Right pricing helps. And PAA is a glittering example of it. The Bachchans and Sunil Manchanda could've sold PAA as a Rs. 30 cr. project, but they didn't. Similarly, Big Pictures could've flooded the market with 1,200 + screens. But PAA isn't a hardcore commercial film like BUNTY AUR BABLI or SARKAR or SARKAR RAJ. Hence, the strategy of releasing it at plexes or A-class single screens made wise business sense.
Like I've always said, it's not the film, but the price that fails. PAA would end up being a paying proposition because it has the merits and also because it was made within a certain budget [Rs. 17 cr., includes P. & A. expenses] and the revenue accrued from theatrical, Satellite and Home Video rights should ensure profits for its investors.
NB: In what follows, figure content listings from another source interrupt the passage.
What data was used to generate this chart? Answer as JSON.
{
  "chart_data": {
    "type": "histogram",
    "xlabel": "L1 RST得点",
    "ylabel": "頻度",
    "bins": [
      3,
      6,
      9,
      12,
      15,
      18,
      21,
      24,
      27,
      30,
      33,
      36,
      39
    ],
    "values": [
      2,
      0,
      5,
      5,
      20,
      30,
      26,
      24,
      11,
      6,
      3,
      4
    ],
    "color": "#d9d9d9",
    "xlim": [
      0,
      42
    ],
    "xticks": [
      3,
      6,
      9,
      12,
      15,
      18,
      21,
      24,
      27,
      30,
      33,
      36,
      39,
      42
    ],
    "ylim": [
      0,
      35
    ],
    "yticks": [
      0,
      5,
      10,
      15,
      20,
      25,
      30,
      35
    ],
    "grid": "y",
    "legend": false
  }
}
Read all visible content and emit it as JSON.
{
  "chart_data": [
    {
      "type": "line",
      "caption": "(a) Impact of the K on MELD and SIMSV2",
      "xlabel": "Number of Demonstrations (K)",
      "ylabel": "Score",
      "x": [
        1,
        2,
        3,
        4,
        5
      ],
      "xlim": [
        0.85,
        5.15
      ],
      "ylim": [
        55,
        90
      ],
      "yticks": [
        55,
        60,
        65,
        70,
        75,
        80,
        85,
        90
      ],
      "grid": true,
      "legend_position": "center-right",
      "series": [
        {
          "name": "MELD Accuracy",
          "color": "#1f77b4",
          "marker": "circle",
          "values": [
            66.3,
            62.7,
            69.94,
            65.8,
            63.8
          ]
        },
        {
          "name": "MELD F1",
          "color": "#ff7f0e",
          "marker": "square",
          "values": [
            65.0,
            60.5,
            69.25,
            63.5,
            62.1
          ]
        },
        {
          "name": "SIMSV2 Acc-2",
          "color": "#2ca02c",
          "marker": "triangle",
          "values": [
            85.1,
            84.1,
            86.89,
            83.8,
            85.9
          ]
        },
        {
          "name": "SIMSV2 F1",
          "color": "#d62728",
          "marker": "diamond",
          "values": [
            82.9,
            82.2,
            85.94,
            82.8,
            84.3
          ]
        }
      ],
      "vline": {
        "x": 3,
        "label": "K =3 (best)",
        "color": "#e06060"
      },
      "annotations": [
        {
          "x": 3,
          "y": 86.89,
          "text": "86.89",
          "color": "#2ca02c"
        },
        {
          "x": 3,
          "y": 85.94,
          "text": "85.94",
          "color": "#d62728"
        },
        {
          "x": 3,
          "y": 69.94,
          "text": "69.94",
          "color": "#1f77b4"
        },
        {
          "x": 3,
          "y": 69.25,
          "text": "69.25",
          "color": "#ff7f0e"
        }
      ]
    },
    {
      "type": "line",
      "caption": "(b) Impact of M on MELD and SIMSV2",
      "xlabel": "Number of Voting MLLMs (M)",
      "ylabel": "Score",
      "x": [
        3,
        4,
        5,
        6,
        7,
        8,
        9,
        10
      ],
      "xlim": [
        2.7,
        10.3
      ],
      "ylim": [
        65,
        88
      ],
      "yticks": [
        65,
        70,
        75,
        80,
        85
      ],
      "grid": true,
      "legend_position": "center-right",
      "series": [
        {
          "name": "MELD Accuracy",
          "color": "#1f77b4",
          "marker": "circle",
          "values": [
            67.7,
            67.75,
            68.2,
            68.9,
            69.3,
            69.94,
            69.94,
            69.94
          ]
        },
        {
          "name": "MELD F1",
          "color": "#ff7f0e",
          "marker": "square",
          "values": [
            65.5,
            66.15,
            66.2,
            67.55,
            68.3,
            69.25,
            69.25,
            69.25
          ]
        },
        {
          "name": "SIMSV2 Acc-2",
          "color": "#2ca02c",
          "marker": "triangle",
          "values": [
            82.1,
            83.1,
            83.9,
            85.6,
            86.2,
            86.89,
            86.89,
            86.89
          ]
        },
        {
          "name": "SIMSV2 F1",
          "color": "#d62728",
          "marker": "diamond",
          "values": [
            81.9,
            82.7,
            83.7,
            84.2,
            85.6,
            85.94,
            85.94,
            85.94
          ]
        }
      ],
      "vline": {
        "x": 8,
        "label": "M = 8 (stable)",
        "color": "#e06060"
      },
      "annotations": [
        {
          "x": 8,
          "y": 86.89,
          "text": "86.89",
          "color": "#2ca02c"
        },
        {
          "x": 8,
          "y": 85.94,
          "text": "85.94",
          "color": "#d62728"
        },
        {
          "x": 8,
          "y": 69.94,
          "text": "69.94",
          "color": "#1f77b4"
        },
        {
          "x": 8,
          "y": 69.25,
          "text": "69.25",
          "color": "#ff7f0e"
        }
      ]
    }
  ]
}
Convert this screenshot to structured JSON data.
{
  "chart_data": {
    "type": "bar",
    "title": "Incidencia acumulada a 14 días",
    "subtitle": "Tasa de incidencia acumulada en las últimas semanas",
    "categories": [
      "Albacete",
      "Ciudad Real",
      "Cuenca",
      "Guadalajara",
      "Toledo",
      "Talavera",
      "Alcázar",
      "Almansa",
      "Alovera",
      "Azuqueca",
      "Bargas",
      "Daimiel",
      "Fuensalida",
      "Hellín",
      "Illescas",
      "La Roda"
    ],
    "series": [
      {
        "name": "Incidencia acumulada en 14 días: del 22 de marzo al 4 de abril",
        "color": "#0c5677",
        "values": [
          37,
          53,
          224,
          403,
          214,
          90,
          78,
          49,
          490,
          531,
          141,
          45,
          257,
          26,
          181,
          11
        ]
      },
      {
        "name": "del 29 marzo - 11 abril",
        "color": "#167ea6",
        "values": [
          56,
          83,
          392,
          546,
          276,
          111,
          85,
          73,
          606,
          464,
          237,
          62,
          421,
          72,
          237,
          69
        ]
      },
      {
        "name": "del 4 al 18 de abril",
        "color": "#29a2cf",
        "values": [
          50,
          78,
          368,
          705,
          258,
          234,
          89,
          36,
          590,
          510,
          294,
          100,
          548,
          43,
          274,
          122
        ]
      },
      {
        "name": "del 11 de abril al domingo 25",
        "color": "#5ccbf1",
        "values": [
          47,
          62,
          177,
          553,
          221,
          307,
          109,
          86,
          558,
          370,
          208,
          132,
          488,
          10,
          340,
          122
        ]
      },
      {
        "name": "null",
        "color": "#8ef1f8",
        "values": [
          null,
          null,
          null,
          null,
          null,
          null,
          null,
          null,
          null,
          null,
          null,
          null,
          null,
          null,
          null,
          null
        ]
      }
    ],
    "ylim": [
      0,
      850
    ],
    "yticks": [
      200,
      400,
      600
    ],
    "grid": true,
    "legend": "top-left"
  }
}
It's high time our film-makers and actors specifically realize that if the pricing is right, it would only benefit them in the final tally. It's a known fact that the budgets of most films have gone haywire thanks to the substantial chunk charged by the actors. We need to get the economics right, to begin with.
The market is picking up and I keep hearing obnoxious figures being paid to some sought-after names. An actor is adamant on 12... A leading actress wants to be at par with her colleagues and is quoting 10... The director has just signed a film for 11... Unbelievable, but true!
RADIO may've recovered its investment [that's what its makers are claiming], but the theatrical business is disappointing. Check out the business in various circuits and you'd know where it stands. Even if you go by the producer's statement of recovering the investment and making profits, RADIO doesn't qualify as a Hit film.
To cite an example, Karan Johar may've made profits on KURBAAN by selling it to UTV for a handsome price, but has UTV also made money on its investment? It may be a Hit for the producer, but what about the distributors?
RADIO hasn't lived up the expectations and that's a fact!